The rapid growth of io_uring
The rapid growth of io_uring
Posted Feb 9, 2020 22:47 UTC (Sun) by dcoutts (subscriber, #5387)Parent article: The rapid growth of io_uring
The io_uring API is designed to scale to a moderate number of simultaneous I/O operations. The size of the submit and collect rings has to be enough to cover all the simultaneous operations. The max ring size is 4k entries. This is fine for the use case of disk I/O, connect, accept etc.
It's not fine for the "10k problem" of having 10s of 1000s of idle network connections. That's what epoll is designed for. We don't really want to have 10s of 1000s of pending async IO recv operations, we just want to wait for data to arrive on any connection, and then we can execute the IO op to collect the data.
So what's the idea for handling large numbers of network connections using io_uring, or some combo of io_uring and epoll? We have IORING_OP_POLL_ADD but of course this costs one io_uring entry so we can't go over 4k of them. There's IORING_OP_EPOLL_CTL for adjusting the fds in an epoll set. But there's no io_uring operation for epoll_wait. So do we have to use both io_uring and epoll_wait? Now that needs two threads, so no nice single-threaded event loop.

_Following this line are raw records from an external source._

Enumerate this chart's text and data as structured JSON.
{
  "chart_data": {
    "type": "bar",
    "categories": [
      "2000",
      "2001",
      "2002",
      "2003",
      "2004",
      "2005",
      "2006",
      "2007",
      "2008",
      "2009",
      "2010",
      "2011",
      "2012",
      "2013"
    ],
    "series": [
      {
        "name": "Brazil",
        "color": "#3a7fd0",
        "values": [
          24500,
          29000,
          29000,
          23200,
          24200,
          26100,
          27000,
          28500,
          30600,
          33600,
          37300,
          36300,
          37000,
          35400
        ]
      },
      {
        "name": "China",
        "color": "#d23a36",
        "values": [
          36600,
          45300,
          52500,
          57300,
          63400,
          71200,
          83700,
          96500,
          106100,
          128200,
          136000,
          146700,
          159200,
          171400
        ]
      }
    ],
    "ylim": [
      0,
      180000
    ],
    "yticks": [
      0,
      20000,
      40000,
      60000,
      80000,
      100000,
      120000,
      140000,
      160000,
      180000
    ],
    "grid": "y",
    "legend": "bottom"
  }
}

Perhaps I'm missing something. If not, isn't the obvious thing to add support for IORING_OP_EPOLL_WAIT? Then we can use IORING_OP_EPOLL_CTL to adjust the network fds we're monitoring and then issue a single IORING_OP_EPOLL_WAIT to wait for any network fd to have activity.
Alternatively, io_uring could subsume the epoll API entirely. The single-shot style of IORING_OP_POLL_ADD is actually very nice. But it has to scale to the 10k+ case, so cannot consume a completion queue entry for each fd polled like IORING_OP_POLL_ADD does.